Meno ambizioso è Ebraismo e cinema, a cura di Giulio Martini (Centro Ambrosiano, pagg. 302, euro 18), dove lo stesso Martini censisce cineasti ebrei e loro opere più ebraiche. Se gli altri coautori scelgono percorsi religiosi e sociologici, Martini si chiede quanto corrisponda un film alla cultura dell’autore. Però un film è opera collettiva: vi confluiscono talenti di soggettisti, sceneggiatori, attori e registi, oltre che investimenti di produttori e distributori.
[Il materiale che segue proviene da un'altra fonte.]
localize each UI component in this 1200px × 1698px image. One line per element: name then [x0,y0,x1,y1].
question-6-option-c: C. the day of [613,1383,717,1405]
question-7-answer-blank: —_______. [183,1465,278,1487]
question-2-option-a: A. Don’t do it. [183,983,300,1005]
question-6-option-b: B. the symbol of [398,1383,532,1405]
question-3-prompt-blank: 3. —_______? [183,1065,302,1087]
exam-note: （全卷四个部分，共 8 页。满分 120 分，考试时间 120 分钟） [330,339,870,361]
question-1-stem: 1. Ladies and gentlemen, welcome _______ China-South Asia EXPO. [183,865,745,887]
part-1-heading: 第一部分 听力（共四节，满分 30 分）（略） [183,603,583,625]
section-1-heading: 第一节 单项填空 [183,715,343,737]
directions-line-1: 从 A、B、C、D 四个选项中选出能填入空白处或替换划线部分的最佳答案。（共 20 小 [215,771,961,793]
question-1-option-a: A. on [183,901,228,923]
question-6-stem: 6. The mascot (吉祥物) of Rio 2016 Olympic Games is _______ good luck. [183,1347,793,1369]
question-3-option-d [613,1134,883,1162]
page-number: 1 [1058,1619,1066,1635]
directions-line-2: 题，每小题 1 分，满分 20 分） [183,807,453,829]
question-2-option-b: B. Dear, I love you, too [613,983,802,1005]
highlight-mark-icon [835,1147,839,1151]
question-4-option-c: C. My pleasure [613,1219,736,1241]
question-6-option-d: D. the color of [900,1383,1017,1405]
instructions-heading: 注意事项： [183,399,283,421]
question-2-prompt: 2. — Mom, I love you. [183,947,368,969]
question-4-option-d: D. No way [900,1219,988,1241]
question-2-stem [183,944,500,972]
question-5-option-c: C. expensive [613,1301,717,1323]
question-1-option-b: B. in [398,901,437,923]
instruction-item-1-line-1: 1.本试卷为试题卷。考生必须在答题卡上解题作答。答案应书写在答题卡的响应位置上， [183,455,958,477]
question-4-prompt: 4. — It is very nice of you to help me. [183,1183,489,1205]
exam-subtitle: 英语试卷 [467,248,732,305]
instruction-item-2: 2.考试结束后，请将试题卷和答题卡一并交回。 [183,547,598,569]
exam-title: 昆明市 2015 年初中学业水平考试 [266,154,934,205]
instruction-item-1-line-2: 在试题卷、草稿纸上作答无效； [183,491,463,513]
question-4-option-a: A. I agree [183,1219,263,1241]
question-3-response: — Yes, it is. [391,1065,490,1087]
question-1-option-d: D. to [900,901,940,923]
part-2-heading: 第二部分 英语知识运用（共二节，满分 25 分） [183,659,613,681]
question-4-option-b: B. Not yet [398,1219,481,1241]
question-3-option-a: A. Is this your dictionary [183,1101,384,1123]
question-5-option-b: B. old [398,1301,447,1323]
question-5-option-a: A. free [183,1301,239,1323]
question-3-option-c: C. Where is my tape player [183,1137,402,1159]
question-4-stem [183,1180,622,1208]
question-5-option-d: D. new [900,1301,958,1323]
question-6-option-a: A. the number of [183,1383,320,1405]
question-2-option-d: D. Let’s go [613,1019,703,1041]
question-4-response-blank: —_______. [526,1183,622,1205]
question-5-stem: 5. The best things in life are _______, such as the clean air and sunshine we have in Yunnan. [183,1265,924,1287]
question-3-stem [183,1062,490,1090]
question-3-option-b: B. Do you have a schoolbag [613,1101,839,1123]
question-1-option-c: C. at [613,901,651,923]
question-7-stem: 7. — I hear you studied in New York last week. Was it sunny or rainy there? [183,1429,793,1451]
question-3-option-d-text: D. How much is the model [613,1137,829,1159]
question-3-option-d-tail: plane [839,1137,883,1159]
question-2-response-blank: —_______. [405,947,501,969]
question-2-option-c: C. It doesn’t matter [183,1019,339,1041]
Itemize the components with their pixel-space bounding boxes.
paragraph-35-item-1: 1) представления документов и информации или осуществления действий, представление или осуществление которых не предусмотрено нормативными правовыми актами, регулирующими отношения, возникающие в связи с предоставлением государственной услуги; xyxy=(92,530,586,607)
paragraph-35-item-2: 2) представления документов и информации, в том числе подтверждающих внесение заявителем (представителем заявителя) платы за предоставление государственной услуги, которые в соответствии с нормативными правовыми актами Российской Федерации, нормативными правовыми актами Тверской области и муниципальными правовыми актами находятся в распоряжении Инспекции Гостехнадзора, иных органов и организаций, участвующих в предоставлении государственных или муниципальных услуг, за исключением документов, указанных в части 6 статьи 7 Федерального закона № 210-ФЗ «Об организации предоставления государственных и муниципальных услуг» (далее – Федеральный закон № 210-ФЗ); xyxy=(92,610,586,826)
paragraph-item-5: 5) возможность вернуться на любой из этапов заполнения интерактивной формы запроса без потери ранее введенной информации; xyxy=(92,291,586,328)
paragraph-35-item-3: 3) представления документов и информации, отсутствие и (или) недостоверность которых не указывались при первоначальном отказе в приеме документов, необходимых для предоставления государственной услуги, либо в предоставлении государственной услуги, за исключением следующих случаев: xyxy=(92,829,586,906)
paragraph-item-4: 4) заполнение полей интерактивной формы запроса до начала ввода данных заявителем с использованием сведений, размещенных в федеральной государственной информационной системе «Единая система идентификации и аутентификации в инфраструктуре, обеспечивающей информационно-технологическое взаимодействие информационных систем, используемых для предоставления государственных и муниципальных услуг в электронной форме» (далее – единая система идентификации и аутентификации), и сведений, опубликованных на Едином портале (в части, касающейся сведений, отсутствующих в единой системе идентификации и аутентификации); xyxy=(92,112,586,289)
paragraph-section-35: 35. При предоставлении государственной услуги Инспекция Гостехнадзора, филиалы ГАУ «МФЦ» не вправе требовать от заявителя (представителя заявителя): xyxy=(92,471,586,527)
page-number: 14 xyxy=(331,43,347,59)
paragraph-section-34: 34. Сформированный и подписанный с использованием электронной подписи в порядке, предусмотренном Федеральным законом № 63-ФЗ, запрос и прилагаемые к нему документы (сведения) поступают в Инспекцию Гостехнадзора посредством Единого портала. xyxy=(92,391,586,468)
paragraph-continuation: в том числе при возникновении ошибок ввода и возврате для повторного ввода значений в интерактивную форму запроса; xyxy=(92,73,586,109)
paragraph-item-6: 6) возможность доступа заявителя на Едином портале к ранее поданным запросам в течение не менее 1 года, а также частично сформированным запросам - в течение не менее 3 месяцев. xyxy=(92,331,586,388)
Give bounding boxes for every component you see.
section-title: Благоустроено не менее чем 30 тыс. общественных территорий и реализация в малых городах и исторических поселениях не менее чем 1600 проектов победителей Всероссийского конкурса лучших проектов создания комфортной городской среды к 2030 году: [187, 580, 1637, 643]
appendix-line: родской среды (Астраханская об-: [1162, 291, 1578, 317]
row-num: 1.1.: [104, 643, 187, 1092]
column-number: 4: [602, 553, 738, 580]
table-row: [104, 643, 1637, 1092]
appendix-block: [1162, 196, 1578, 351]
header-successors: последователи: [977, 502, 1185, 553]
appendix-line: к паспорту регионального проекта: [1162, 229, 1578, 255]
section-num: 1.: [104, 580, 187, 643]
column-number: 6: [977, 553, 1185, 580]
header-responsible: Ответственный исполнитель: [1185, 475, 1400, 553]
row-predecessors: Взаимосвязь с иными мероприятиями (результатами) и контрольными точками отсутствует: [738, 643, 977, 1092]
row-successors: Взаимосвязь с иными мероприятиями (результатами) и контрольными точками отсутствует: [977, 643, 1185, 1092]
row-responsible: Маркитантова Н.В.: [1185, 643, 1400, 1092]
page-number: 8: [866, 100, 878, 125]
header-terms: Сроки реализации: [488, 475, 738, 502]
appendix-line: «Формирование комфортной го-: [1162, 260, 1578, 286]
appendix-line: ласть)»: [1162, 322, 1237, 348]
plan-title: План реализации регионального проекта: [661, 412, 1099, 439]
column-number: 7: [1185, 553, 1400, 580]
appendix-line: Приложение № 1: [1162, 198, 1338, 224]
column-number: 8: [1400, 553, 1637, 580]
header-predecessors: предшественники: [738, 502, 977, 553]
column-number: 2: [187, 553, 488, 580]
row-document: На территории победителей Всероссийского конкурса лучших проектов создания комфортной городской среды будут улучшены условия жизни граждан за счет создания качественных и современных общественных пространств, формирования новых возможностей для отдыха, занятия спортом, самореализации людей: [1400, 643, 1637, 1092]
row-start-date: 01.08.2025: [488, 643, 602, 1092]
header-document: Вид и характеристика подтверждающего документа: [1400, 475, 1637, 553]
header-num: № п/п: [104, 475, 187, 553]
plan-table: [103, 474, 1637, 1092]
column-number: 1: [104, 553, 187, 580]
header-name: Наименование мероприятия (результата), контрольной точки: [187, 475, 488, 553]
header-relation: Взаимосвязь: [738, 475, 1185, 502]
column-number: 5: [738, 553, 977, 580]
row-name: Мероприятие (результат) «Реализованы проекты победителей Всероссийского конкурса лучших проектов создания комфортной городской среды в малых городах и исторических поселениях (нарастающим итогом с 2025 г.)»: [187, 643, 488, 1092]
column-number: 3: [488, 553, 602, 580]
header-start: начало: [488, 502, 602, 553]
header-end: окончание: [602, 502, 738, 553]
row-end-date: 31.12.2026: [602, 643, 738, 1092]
Quindi l’informazione di Martini resta utile, ma la reale paternità di questi - e di ogni altro - film è meno certa.

Sicuramente e prevalentemente ebraica: ma di quale ebreo? La storia personale di chi veniva da uno shtetl ucraino e di chi veniva da Vienna o Berlino, da Budapest o Roma non sono state identiche. Le sbavature (improprietà, nomi ripetuti nello stesso elenco, errori di stampa) danno poi l’impressione che Martini abbia lavorato lodevolmente, ma in fretta.